La société qui exporte 7% de sa production aux Etats-Unis, ne craint pas une éventuelle hausse de la taxation des produits importés. «Au Brésil ou en Inde, nos produits sont taxés à 30%, voire plus. Si nos instruments devaient y être taxés à 2%, ça ne sera pas catastrophique, dit Eric Schnyder. La Chine sera probablement davantage taxée, pays où se trouvent nos principaux concurrents. Notre entreprise pourrait donc en bénéficier.»

Manque de vision à long terme

Enfin, une certaine «réindustrialisation» américaine semble également un scénario bien perçu par le directeur de la société familiale Sylvac. «Nous pourrons vendre davantage d’outils outre-Atlantique. Aussi bien les secteurs de l’automobile, de la connectique ou l’aéronautique auront besoin de nos instruments de mesure», anticipe Eric Schnyder. Un avis que partage Philippe Cordonnier, membre de la direction de Swissmem, qui pense que l’élection de Donald Trump profitera aux fournisseurs suisses de machines, d’appareils de production et de produits de niche dans l’aéronautique, l’automobile ou la défense.

Pour Beat Kaufmann, directeur de DC Swiss à Malleray, une PME qui produit des outils de filetage et qui exporte environ 5 à 6% de sa production aux Etats-Unis, l’arrivée de Donald Trump crée de l’incertitude à court terme, comme le Brexit. «Nous sommes dans l’attente. Le manque de vision à long terme, c’est le grand problème actuel», dit-il. Toutefois, ce patron d’entreprise qui se rend plusieurs fois par année aux Etats-Unis, garde toute sa confiance dans la démocratie américaine. Et pense que la Suisse devrait garder un avantage, grâce à ses produits de haute technologie. «Nos produits n’ont souvent pas d’équivalents outre-Atlantique où nous n’avons pas de concurrents directs. Ceux-ci se trouvent essentiellement en Allemagne et au Japon.»

Un avis que partage un patron d’une société active dans le domaine pharmaceutique mais qui préfère garder l’anonymat. «Donald Trump a affiché des postures protectionnistes. Mais les Etats-Unis ont besoin des traitements développés à plus de 50% en Europe. La maladie est sans frontière. Ainsi, les médicaments ne pourront pas être taxés davantage. En revanche, Trump ou pas, leurs prix outre-Atlantique seront amenés à baisser», dit-il.

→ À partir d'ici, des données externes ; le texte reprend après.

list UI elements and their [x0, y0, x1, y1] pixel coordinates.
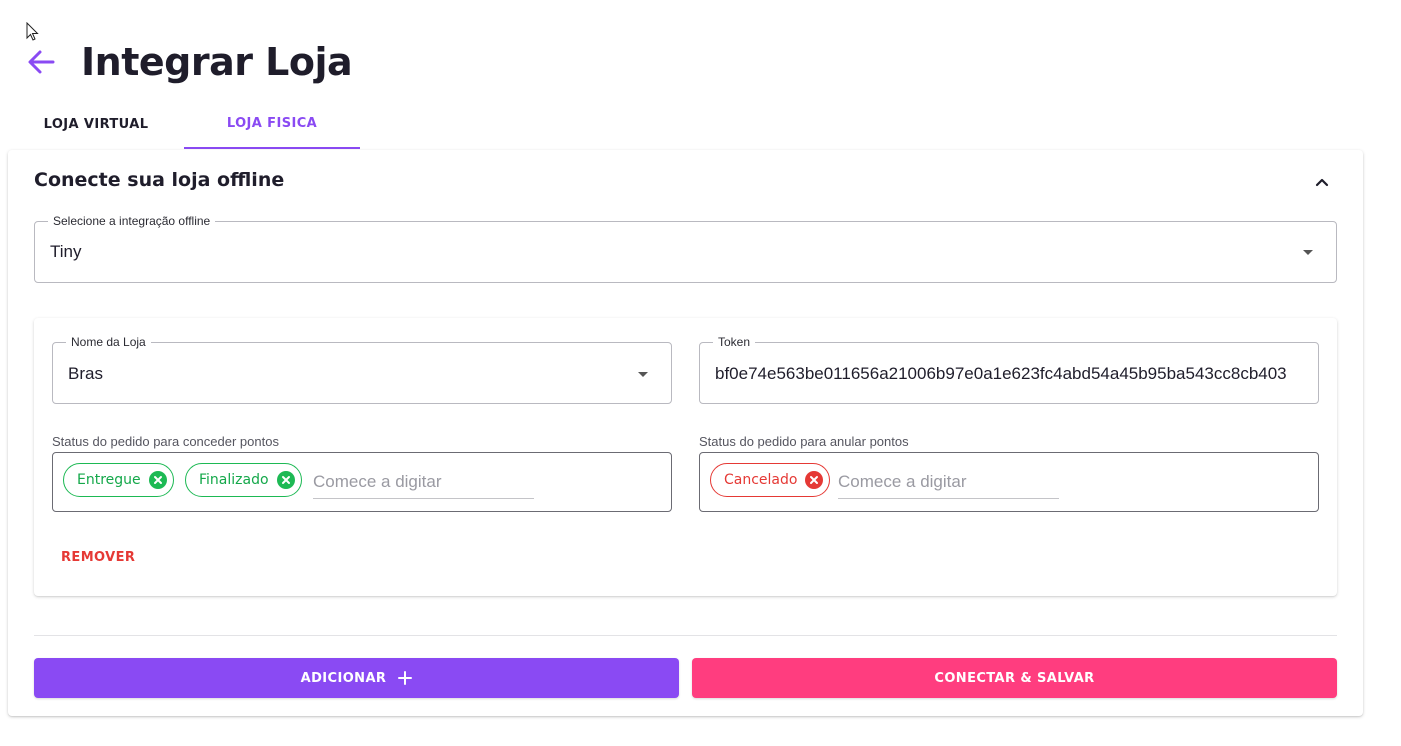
status-chip-cancelado[interactable]: Cancelado [710, 463, 831, 497]
close-circle-icon[interactable] [148, 471, 167, 489]
chip-label: Finalizado [199, 472, 269, 488]
token-value: bf0e74e563be011656a21006b97e0a1e623fc4ab… [715, 364, 1287, 383]
arrow-left-icon [28, 50, 55, 74]
plus-icon [398, 671, 413, 685]
close-circle-icon[interactable] [805, 471, 824, 489]
caret-down-icon [1303, 250, 1313, 255]
tab-loja-fisica[interactable]: LOJA FISICA [184, 100, 360, 149]
card-title: Conecte sua loja offline [34, 169, 285, 191]
page-header: Integrar Loja [25, 34, 353, 90]
caret-down-icon [638, 372, 648, 377]
token-label: Token [713, 335, 756, 349]
remove-button[interactable]: REMOVER [61, 550, 135, 565]
chevron-up-icon [1315, 178, 1329, 187]
cancel-status-input[interactable] [838, 465, 1059, 499]
status-chip-finalizado[interactable]: Finalizado [185, 463, 302, 497]
add-button[interactable]: ADICIONAR [34, 658, 679, 698]
collapse-button[interactable] [1310, 170, 1334, 194]
cancel-status-label: Status do pedido para anular pontos [699, 434, 909, 449]
store-name-select[interactable]: Nome da Loja Bras [52, 335, 672, 404]
offline-store-card: Conecte sua loja offline Selecione a int… [8, 150, 1363, 716]
tab-loja-virtual[interactable]: LOJA VIRTUAL [8, 100, 184, 149]
store-name-value: Bras [68, 364, 103, 383]
token-field[interactable]: Token bf0e74e563be011656a21006b97e0a1e62… [699, 335, 1319, 404]
divider [34, 635, 1337, 636]
cancel-status-field[interactable]: Cancelado [699, 452, 1319, 512]
status-chip-entregue[interactable]: Entregue [63, 463, 174, 497]
grant-status-field[interactable]: Entregue Finalizado [52, 452, 672, 512]
grant-status-input[interactable] [313, 465, 534, 499]
connect-save-button[interactable]: CONECTAR & SALVAR [692, 658, 1337, 698]
store-name-label: Nome da Loja [66, 335, 151, 349]
store-config-card: Nome da Loja Bras Token bf0e74e563be0116… [34, 318, 1337, 596]
integration-select-value: Tiny [50, 242, 82, 261]
grant-status-label: Status do pedido para conceder pontos [52, 434, 279, 449]
close-circle-icon[interactable] [276, 471, 295, 489]
integration-select-label: Selecione a integração offline [48, 214, 216, 228]
chip-label: Entregue [77, 472, 141, 488]
add-button-label: ADICIONAR [300, 670, 387, 686]
integration-select[interactable]: Selecione a integração offline Tiny [34, 214, 1337, 283]
chip-label: Cancelado [724, 472, 798, 488]
tab-bar: LOJA VIRTUAL LOJA FISICA [8, 100, 360, 149]
back-button[interactable] [25, 46, 57, 78]
page-title: Integrar Loja [81, 40, 353, 84]
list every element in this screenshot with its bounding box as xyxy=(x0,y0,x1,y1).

«Une euphorie dépourvue de fondement»

Alors que la communauté scientifique américaine craint le pire de l’administration républicaine, Donald Trump étant perçu comme le président le plus hostile à la science, le patron de cette PME romande active dans la pharma n’affiche aucune inquiétude. Il rappelle qu’une bonne partie de la recherche aux Etats-Unis est financée par l’armée. «Cela ne devrait pas changer. Donald Trump ne va pas entraver la créativité car c’est un entrepreneur. C’est l’Europe qui devrait plutôt s’inquiéter du retard qu’elle prend, notamment dans le big data.»

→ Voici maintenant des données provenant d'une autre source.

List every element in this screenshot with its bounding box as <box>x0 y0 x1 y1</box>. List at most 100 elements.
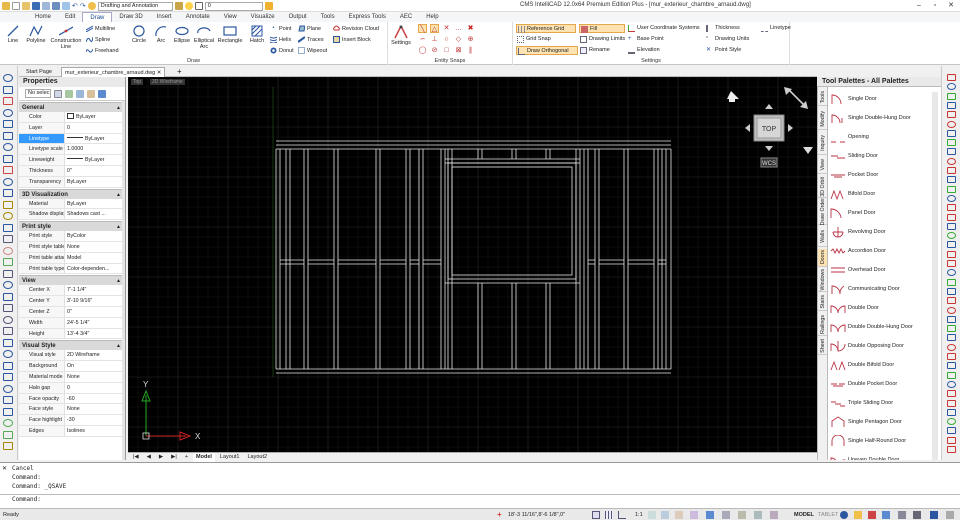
stretch-icon[interactable] <box>947 139 956 147</box>
base-point-button[interactable]: + Base Point <box>627 35 687 44</box>
lock-ui-icon[interactable] <box>868 511 876 519</box>
tab-start-page[interactable]: Start Page <box>23 67 55 77</box>
measure-icon[interactable] <box>3 304 13 312</box>
arc-button[interactable]: Arc <box>150 25 172 44</box>
draworder-icon[interactable] <box>947 427 956 435</box>
view-label[interactable]: Top <box>131 79 144 85</box>
rectangle-tool-icon[interactable] <box>3 131 13 140</box>
spline-tool-icon[interactable] <box>3 177 13 186</box>
drawing-units-button[interactable]: ° Drawing Units <box>705 35 761 44</box>
erase-icon[interactable] <box>947 101 956 109</box>
property-row[interactable]: Layer 0 <box>19 122 125 134</box>
maximize-icon[interactable]: ▫ <box>929 1 941 11</box>
property-row[interactable]: Center X 7'-1 1/4" <box>19 285 125 297</box>
polygon-icon[interactable] <box>3 120 13 128</box>
property-row[interactable]: Thickness 0" <box>19 165 125 177</box>
section-general[interactable]: General ▲ <box>19 102 125 112</box>
palette-item-double-bifold-door[interactable]: Double Bifold Door <box>828 355 941 374</box>
annotation-scale[interactable]: 1:1 <box>635 510 643 520</box>
copy-icon[interactable] <box>947 92 956 100</box>
close-icon[interactable]: ✕ <box>945 1 957 11</box>
center-snap-icon[interactable]: ◯ <box>418 46 427 55</box>
workspace-status-icon[interactable] <box>854 511 862 519</box>
open-folder-icon[interactable] <box>22 2 30 10</box>
xref-icon[interactable] <box>947 315 956 323</box>
collapse-icon[interactable]: ▲ <box>116 103 121 113</box>
table-icon[interactable] <box>3 269 13 278</box>
ortho-mode-icon[interactable] <box>618 511 626 519</box>
palette-item-single-half-round-door[interactable]: Single Half-Round Door <box>828 431 941 450</box>
design-center-icon[interactable] <box>947 362 956 370</box>
thickness-button[interactable]: Thickness <box>705 24 761 33</box>
undo-icon[interactable]: ↶ <box>72 2 78 10</box>
block-icon[interactable] <box>3 212 13 220</box>
menu-view[interactable]: View <box>217 12 244 22</box>
circle-tool-icon[interactable] <box>3 154 13 163</box>
drawing-canvas[interactable]: Y X TOP WCS Top 2D Wireframe <box>128 77 817 452</box>
trim-icon[interactable] <box>947 148 956 156</box>
audit-icon[interactable] <box>947 399 956 407</box>
divide-icon[interactable] <box>947 446 956 453</box>
tangent-snap-icon[interactable]: ○ <box>442 35 451 44</box>
layout-prev-icon[interactable]: ◀ <box>144 453 154 462</box>
traces-button[interactable]: Traces <box>298 36 324 43</box>
construction-line-button[interactable]: Construction Line <box>49 25 83 50</box>
hatch-button[interactable]: Hatch <box>247 25 267 44</box>
polyline-tool-icon[interactable] <box>3 108 13 117</box>
clean-screen-icon[interactable] <box>913 511 921 519</box>
ray-icon[interactable] <box>3 97 13 105</box>
layer-manager-icon[interactable] <box>264 2 273 10</box>
property-row[interactable]: Height 13'-4 3/4" <box>19 328 125 340</box>
property-row[interactable]: Center Y 3'-10 9/16" <box>19 296 125 307</box>
hatch-tool-icon[interactable] <box>3 235 13 243</box>
revcloud-icon[interactable] <box>3 166 13 174</box>
transparency-icon[interactable] <box>675 511 683 519</box>
snap-toggle-snap-icon[interactable]: ⊕ <box>466 35 475 44</box>
command-prompt[interactable]: Command: <box>12 496 41 503</box>
property-row[interactable]: Linetype ByLayer <box>19 133 125 145</box>
freehand-button[interactable]: Freehand <box>86 47 119 54</box>
new-file-icon[interactable] <box>12 2 20 10</box>
multiline-button[interactable]: Multiline <box>86 25 115 32</box>
helix-button[interactable]: Helix <box>270 36 291 43</box>
palette-item-overhead-door[interactable]: Overhead Door <box>828 260 941 279</box>
pedit-icon[interactable] <box>947 260 956 267</box>
join-icon[interactable] <box>947 176 956 184</box>
layout-first-icon[interactable]: |◀ <box>130 453 142 462</box>
hatchedit-icon[interactable] <box>947 278 956 286</box>
model-space-toggle[interactable]: MODEL <box>794 510 814 520</box>
property-row[interactable]: Face opacity -60 <box>19 393 125 405</box>
elliptical-arc-button[interactable]: Elliptical Arc <box>192 25 216 50</box>
menu-aec[interactable]: AEC <box>393 12 419 22</box>
orbit-icon[interactable] <box>3 419 13 427</box>
property-row[interactable]: Material mode None <box>19 371 125 383</box>
zoom-out-icon[interactable] <box>3 396 13 404</box>
collapse-icon[interactable]: ▲ <box>116 341 121 351</box>
visual-style-label[interactable]: 2D Wireframe <box>150 79 185 85</box>
endpoint-snap-icon[interactable]: ╲ <box>418 24 427 33</box>
tab-drawing[interactable]: mur_exterieur_chambre_arnaud.dwg ✕ <box>61 67 166 77</box>
isolate-icon[interactable] <box>882 511 890 519</box>
workspace-dropdown[interactable]: Drafting and Annotation <box>97 1 173 11</box>
palette-item-revolving-door[interactable]: Revolving Door <box>828 222 941 241</box>
tab-layout1[interactable]: Layout1 <box>217 453 243 462</box>
print-icon[interactable] <box>52 2 60 10</box>
nearest-snap-icon[interactable]: ∽ <box>418 35 427 44</box>
palette-item-sliding-door[interactable]: Sliding Door <box>828 146 941 165</box>
plane-button[interactable]: Plane <box>298 25 321 32</box>
osnap-tracking-icon[interactable] <box>770 511 778 519</box>
funnel-icon[interactable] <box>98 89 106 98</box>
menu-draw[interactable]: Draw <box>82 12 113 22</box>
property-row[interactable]: Face style None <box>19 404 125 416</box>
point-style-button[interactable]: ✕ Point Style <box>705 46 761 55</box>
property-row[interactable]: Visual style 2D Wireframe <box>19 350 125 362</box>
scale-icon[interactable] <box>947 129 956 137</box>
section-visual-style[interactable]: Visual Style ▲ <box>19 340 125 351</box>
collapse-icon[interactable]: ▲ <box>116 276 121 286</box>
menu-help[interactable]: Help <box>419 12 445 22</box>
block-edit-icon[interactable] <box>947 306 956 314</box>
revision-cloud-button[interactable]: Revision Cloud <box>333 25 379 32</box>
measure-tool-icon[interactable] <box>947 436 956 444</box>
layers-icon[interactable] <box>3 442 13 450</box>
property-row[interactable]: Print table attac...Model <box>19 252 125 264</box>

Ainsi, comme le montrent également les marchés, Donald Trump semble perçu comme l’homme qui dynamisera la conjoncture. «Les marchés se sont arrangés de l’impensable avec un certain pragmatisme et ont très vite pris en compte les réflexions opportunistes, écrit Martin Neff, chef économiste de Raiffeisen. En peu de temps, une menace s’est transformée en lueur d’espoir pour les marchés, ce qui est tout de même paradoxal. Autant les craintes suscitées par une élection de Trump étaient exagérées, autant l’euphorie actuelle est également dépourvue de tout fondement.»